During the embassy opening, a taunting event all but designed to inflame tensions, Israeli forces brutally massacred at least 58 Palestinians protesting along the Gaza border—including women and children. Many were killed by sniper fire hundreds of yards away. Weiss, however, saw no connection between the protests and the embassy launch.
“Bill, I love you, but the riots were not caused by the embassy move,” said Weiss. “They’re not linked. When Hamas attacked Israel in 2008, when Hamas attacked Israel in 2012, when it attacked Israel in 2014, the embassy was in Tel Aviv all of those times… They intentionally moved up the day so that it would coincide with the day of the embassy move so that we would all be disgusted and heartbroken when we saw this horrible split-screen of Ivanka Trump, looking like she was at a country club, next to poor, desperate people dying in Gaza.”
The first line set me back. How can you blame both sides when one side is being gunned down by snipers, and the other is armed, at best, with rocks? When one side is killing children?
But Bari Weiss managed to top it. How horrible that the Palestinian people planned their protest strategically? Why didn’t they schedule it for a day when it wouldn’t make Ivanka Trump look bad?
Talk about missing the whole point…it reminds me of the furious complaints when Black Lives Matter protests inconvenience people.
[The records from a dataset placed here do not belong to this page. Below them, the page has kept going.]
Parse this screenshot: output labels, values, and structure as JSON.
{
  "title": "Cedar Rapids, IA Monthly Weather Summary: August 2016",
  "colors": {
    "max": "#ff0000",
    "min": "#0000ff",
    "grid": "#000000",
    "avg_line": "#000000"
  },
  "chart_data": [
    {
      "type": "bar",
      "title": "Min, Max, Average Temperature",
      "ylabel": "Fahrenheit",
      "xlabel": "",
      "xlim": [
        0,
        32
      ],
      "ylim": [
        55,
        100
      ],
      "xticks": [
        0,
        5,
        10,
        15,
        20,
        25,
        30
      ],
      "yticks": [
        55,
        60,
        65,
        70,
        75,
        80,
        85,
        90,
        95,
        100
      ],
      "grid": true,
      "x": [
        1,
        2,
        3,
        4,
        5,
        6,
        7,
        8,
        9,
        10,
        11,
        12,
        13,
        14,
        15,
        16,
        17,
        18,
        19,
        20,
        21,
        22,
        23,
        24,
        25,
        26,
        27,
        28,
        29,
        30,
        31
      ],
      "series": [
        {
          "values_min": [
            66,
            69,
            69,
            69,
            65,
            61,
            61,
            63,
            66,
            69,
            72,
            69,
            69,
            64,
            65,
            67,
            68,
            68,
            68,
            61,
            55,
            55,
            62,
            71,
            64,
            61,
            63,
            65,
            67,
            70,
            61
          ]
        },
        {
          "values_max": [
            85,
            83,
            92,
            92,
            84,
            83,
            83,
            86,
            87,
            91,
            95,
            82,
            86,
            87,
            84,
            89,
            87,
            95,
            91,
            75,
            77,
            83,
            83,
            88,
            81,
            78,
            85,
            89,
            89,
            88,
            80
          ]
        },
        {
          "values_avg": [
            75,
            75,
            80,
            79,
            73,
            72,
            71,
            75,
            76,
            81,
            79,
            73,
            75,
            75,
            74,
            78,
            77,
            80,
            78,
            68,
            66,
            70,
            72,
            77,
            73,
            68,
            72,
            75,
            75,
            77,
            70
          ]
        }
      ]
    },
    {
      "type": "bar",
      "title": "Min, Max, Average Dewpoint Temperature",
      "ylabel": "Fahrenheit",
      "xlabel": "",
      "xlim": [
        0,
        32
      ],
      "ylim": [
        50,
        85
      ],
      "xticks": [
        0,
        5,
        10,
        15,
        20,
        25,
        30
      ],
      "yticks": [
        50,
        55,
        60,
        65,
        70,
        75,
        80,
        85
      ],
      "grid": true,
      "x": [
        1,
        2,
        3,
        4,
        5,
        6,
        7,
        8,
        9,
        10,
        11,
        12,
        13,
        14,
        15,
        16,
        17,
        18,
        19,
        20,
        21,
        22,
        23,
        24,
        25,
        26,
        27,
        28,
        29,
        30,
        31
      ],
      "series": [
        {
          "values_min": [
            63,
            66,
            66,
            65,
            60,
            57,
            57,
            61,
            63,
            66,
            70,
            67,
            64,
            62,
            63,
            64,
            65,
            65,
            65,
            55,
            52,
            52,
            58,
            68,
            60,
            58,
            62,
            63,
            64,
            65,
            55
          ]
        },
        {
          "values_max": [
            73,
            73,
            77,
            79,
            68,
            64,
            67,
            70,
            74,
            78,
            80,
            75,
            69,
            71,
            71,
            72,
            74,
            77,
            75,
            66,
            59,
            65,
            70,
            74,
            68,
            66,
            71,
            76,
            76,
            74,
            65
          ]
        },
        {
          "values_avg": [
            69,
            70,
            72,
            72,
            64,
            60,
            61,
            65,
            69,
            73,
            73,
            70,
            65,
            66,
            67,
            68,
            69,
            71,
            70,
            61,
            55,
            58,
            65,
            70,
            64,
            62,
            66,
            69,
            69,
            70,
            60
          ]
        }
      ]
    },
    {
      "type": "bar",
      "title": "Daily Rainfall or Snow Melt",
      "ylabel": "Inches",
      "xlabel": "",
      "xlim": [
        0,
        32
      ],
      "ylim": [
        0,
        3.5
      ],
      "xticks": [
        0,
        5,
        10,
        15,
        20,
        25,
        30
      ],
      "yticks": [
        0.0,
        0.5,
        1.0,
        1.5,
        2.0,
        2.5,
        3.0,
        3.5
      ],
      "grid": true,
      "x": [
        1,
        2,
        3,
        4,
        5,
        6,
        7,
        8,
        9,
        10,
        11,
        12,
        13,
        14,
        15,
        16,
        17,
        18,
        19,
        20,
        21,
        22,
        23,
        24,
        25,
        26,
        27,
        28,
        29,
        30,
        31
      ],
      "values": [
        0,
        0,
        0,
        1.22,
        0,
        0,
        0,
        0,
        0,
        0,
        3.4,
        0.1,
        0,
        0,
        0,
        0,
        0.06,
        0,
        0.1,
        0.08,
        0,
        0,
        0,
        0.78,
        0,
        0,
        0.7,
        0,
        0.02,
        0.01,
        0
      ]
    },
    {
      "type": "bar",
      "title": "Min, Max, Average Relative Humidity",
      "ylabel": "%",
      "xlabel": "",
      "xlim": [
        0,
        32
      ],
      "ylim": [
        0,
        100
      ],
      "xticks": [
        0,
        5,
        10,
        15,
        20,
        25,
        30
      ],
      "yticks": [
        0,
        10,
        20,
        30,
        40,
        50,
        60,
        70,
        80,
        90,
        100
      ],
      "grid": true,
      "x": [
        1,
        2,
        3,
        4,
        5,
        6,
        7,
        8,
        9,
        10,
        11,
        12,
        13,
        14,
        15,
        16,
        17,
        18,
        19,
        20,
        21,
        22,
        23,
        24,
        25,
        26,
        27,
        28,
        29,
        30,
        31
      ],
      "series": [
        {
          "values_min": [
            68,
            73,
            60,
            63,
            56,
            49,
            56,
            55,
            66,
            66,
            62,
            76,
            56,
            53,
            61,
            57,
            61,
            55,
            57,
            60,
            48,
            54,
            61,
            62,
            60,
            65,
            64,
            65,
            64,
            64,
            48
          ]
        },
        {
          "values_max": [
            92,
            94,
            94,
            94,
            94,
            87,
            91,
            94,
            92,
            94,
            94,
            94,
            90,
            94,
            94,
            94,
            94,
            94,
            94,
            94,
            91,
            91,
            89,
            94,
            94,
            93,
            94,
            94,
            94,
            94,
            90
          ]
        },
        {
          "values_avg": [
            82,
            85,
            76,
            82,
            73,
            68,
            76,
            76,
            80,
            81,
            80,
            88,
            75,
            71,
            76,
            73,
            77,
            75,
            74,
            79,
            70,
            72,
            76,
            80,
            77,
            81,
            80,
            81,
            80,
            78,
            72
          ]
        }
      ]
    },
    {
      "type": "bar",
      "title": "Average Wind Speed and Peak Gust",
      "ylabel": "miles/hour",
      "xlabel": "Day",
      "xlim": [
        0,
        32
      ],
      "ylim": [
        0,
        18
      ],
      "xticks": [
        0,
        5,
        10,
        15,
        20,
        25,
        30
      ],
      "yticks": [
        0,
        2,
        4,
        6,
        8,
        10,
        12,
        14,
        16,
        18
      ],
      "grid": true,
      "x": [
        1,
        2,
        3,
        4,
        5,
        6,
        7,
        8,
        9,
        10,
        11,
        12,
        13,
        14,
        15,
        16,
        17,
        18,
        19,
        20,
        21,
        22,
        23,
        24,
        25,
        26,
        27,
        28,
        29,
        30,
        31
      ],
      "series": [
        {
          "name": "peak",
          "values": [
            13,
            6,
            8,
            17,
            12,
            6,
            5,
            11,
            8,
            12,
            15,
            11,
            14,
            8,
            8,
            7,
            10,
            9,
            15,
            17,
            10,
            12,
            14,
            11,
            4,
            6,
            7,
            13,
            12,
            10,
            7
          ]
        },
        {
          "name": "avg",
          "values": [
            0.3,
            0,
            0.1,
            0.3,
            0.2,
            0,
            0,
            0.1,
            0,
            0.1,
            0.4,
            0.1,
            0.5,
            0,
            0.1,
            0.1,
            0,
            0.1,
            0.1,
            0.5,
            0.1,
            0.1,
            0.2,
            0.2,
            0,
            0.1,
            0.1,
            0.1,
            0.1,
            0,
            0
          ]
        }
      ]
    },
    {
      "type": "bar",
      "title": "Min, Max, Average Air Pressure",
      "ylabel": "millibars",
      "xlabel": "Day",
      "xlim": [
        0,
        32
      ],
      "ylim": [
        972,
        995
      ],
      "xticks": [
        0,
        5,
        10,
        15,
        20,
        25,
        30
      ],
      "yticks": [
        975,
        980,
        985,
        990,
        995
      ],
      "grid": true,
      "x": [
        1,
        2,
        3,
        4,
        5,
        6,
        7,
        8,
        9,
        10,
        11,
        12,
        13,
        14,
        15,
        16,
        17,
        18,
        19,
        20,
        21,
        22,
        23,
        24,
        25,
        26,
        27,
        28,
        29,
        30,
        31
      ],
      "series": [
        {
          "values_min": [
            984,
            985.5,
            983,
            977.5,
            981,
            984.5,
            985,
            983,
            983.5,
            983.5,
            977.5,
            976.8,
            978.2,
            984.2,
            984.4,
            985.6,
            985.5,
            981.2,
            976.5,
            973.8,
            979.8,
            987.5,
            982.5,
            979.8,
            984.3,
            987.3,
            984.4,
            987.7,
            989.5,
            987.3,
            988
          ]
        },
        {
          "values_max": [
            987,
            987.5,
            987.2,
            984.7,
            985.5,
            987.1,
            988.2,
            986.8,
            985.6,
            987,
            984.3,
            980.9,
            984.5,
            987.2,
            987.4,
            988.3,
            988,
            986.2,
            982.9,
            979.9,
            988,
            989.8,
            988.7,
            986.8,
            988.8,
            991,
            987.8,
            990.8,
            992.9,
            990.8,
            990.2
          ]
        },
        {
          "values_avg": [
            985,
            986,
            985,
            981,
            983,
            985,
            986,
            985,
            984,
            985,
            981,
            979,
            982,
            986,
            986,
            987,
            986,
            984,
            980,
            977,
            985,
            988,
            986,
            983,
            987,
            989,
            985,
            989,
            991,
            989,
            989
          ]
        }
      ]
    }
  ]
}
How dare they march where people would notice! Couldn’t they just march down streets in the middle of nowhere that weren’t full of busy white people trying to get to a football game?
Just remember that Martin Luther King Jr. also protested strategically.
Let us remember not just King’s words, but also his actions. King was in his 20s when he helped coordinate the Montgomery bus boycott, which lasted more than a year and brought the city to its knees. Too often today, we hear that protests for justice and equality are being done “wrong.” They’re too intrusive; they’re too loud. But one wonders how the country can laud King, whose efforts shut down public transportation in an entire city, but chastise Colin Kaepernick (also in his 20s) for his peaceful protest of taking a knee at a football game.
It was King’s desire that we each examine our role in the fight for civil liberties, justice and equality. It is not enough to consider ourselves simply “allies” in the fight. Instead, we must put our heads down, listen more, and do the work of improving the lives of a marginalized community to which we don’t belong. Then, and only then, might someone in that community determine that we are worthy of the term.
“Accomplice,” not “ally,” should be the goal. An ally is one who acknowledges there is a problem. An accomplice is one who acknowledges there is a problem and then commits to stand in the gap for those less fortunate than themselves, without hope or expectation of reward. An ally is passive; an accomplice is active.
When you’re more concerned about exposing the superficiality of Princess Ivanka and Slumlord Jared then you are about people being shot in the street, you’re being an accomplice, all right — to the wrong side.